Uma amizade sincera que começou durante o tempo em que fazia faculdade tornou-se uma paixão incontrolável. Mais uma bela história de amor contada por Ion Alecsandri.

por Ion Alecsandri

Segunda-feira, 25 de Outubro de 2010

Desde o momento em que entrei pra faculdade, minha vida mudou dramaticamente. Se há uma pessoa que se pode dizer satisfeita com o ingresso na vida universitária, essa pessoa sou eu.
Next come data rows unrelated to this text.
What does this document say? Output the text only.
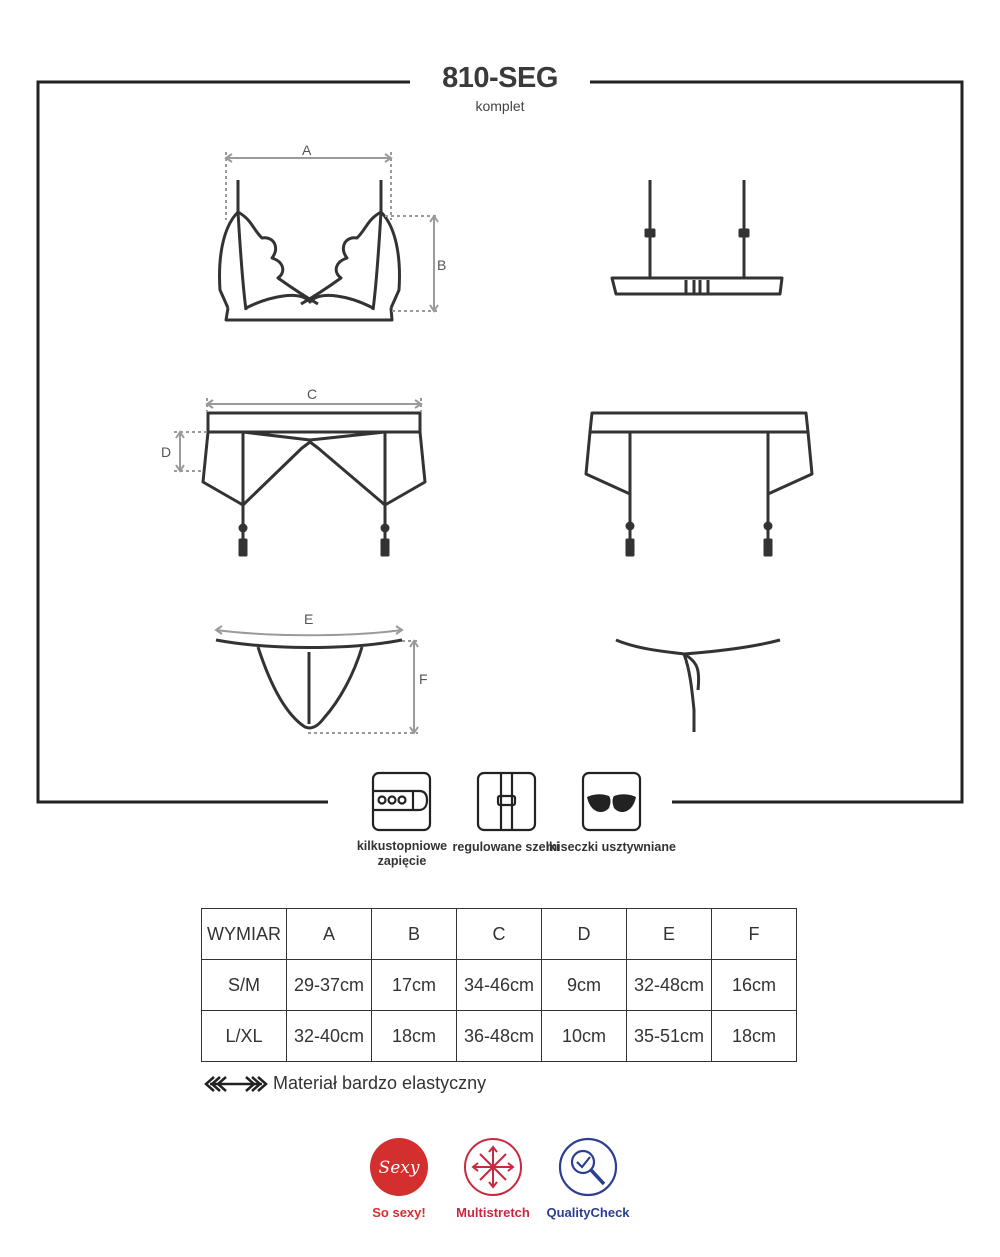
Sexy
810-SEG
komplet
A
B
C
D
E
F
kilkustopniowe zapięcie
regulowane szelki
miseczki usztywniane
WYMIAR	A	B	C	D	E	F
S/M	29-37cm	17cm	34-46cm	9cm	32-48cm	16cm
L/XL	32-40cm	18cm	36-48cm	10cm	35-51cm	18cm
Materiał bardzo elastyczny
So sexy!	Multistretch	QualityCheck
O primeiro semestre universitário é uma experiência inesquecível e definitiva na vida de quem já passou por isso. Novas amizades, novas conversas, um novo nível de aspirações futuras. É fase de encantamento, que aliada à pujança de nossas gônadas, que explodem em rajadas hormonais incessantes, nos deixa à flor da pele.

Naquele primeiro semestre, eu cumpria minha carga horária de Educação Física, que na época ainda era matéria obrigatória para todos. Era chato. Principalmente porque me fazia andar com mais peso na valise, que já era abarrotada de coisas. Mas tinha o lado bom: o vestiário masculino. Não tinha como ignorar aqueles minutos eternos que eu passava na troca de roupa e no banho. Diferente dos vestiários de colégios, onde adolescentes exibem seus corpos em formação, o chuveiro de um vestiário masculino universitário é frequentado por homens de verdade. Um deles me atraía em especial.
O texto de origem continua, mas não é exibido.